Odd-even merge the two halves of the array:

[0, 16],
[8, 24],
[8, 16],
[4, 20],
[12, 28],
[12, 20],
[4, 8],
[12, 16],
[20, 24],
[2, 18],
[10, 26],
[10, 18],
[6, 22],
[14, 30],
[14, 22],
[6, 10],
[14, 18],
[22, 26],
[2, 4],
[6, 8],
[10, 12],
[14, 16],
[18, 20],
[22, 24],
[26, 28],
[1, 17],
[9, 25],
[9, 17],
[5, 21],
[13, 29],
[13, 21],
[5, 9],
[13, 17],
[21, 25],
[3, 19],
[11, 27],
[11, 19],
[7, 23],
[15, 31],
[15, 23],
[7, 11],
[15, 19],
[23, 27],
[3, 5],
[7, 9],
[11, 13],
[15, 17],
[19, 21],
[23, 25],
[27, 29],
[1, 2],
[3, 4],
[5, 6],
[7, 8],
[9, 10],
[11, 12],
[13, 14],
[15, 16],
[17, 18],
[19, 20],
[21, 22],
[23, 24],
[25, 26],
[27, 28],
[29, 30]

I generated the previous indices pairs with the oddeven_merge algorithm as given on the Wikipedia page. I can't guarantee that it will be faster than what you already have, but it will at least lower the number of compare-exchange units from 191 (with Batcher's odd-even mergesort) to 185. I have read research papers on the matter and it seems that we currently don't know sorting networks with less than 185 comparators to sort 32 elements.

Answer 2

I found some valuable info which is called Hasse Diagrams. Reading it, but solving will take some time(maybe i will never be able to) so I searched and found below already-completed solution:

Network for N=32, using Batcher's Merge-Exchange. (192 comparators) http://jgamble.ripco.net/cgi-bin/nw.cgi?inputs=32&algorithm=batcher&output=svg

Using this to sort 32 arrays each 32 elements (no for loop, just hand written comparators), and applying a shear sort on 32 cores, kernel time decreased from 9ms to 2ms compared to bitonic sort(for loop) + shear sort(for loops and parallel).

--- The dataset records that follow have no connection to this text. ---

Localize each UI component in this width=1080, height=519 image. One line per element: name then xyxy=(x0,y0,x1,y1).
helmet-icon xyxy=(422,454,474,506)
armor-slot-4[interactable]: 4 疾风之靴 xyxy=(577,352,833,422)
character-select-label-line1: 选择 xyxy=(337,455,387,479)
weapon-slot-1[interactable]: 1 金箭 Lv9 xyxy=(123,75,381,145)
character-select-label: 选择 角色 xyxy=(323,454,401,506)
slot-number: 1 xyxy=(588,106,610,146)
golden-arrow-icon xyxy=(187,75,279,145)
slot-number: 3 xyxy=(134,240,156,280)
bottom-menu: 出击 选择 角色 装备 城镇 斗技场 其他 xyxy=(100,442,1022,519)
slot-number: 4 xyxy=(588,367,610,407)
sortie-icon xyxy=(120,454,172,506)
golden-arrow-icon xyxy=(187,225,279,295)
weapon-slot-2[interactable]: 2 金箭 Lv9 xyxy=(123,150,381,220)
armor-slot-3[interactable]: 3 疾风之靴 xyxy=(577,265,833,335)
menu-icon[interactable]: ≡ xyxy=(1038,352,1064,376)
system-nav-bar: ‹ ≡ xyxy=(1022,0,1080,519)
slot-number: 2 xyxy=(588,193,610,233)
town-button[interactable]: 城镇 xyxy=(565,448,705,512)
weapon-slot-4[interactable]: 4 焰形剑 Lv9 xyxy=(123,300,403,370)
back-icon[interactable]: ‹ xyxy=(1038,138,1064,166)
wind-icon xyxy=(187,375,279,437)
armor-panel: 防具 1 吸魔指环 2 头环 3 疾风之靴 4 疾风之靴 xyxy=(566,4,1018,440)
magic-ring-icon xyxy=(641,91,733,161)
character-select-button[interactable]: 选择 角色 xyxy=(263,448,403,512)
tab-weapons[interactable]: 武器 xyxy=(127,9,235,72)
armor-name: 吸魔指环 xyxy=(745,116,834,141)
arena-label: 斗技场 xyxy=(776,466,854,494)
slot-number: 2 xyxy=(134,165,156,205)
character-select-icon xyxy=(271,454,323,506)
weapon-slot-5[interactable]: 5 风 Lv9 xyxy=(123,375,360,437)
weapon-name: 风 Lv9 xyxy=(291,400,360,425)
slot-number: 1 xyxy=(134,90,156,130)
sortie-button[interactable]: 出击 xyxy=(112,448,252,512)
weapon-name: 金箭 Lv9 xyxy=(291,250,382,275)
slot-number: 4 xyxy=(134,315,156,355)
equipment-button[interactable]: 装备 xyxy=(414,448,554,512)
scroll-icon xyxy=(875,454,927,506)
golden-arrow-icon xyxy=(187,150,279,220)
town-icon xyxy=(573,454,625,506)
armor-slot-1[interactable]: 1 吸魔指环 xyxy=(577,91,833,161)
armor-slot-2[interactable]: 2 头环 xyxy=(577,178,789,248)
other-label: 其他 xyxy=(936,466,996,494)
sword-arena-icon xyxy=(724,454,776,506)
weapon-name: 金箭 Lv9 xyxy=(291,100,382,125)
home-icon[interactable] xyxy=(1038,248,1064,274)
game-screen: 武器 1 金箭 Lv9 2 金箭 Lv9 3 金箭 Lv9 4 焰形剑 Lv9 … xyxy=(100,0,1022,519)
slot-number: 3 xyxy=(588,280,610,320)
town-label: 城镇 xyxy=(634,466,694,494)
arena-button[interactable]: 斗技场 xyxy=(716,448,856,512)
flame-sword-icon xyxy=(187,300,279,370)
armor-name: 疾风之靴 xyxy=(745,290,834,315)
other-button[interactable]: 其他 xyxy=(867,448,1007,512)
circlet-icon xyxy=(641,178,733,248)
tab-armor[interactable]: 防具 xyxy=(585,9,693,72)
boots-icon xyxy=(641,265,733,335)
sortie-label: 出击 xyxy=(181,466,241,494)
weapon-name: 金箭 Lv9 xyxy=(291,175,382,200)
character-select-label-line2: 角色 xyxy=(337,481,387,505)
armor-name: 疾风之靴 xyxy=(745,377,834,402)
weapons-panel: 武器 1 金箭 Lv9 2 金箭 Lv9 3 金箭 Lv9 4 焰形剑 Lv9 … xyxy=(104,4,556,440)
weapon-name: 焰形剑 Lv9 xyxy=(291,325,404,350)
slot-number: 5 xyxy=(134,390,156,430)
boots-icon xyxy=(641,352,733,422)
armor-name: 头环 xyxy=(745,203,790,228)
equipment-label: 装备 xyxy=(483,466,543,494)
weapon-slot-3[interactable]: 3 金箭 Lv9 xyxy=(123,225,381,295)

This is 4x speedup from going for-looped bitonic sorter to non-loop Batcher's Merge Exchange.

From this:

   void MergeSort32(int * RegisterArray, int dir)"
            {"
                 int n=32;"
                 for (int s=2; s <= n; s*=2) 
                 {
                        for (int i=0; i < n;) 
                        {
                             merge_up((RegisterArray+i),s,dir);
                             merge_down((RegisterArray+i+s),s,dir);
                             i += s*2;
                         }
                  }
            }

to

  swapx(arr,0,16,dir);
  swapx(arr,1,17,dir);
  swapx(arr,2,18,dir);
  swapx(arr,3,19,dir);
  swapx(arr,4,20,dir);
  swapx(arr,5,21,dir);
  swapx(arr,6,22,dir);
  swapx(arr,7,23,dir);
  ...
  ... 191 lines of branchless comparators-swappers 
  (branching version crashes for some reason, maybe because of 
   inlined 382 if sentences per core
   xor swap idiom shouldnt be a problem.)

But opencl compiling time increased from 0.5 seconds to 7.5 seconds. Adding -cl-opt-disable to options makes compiling forever until I ctrl+alt+del. So auto optimization options must be optimizing the compiling part too.

Edit: shear sort (1M) built by shear sorts(1k each) by Batcher's (32 elements each) : 0.341 seconds. HD7870, using 64 threads per work group. Sort is working as validated but much slower than a single core cpu shell sort (0.050 seconds).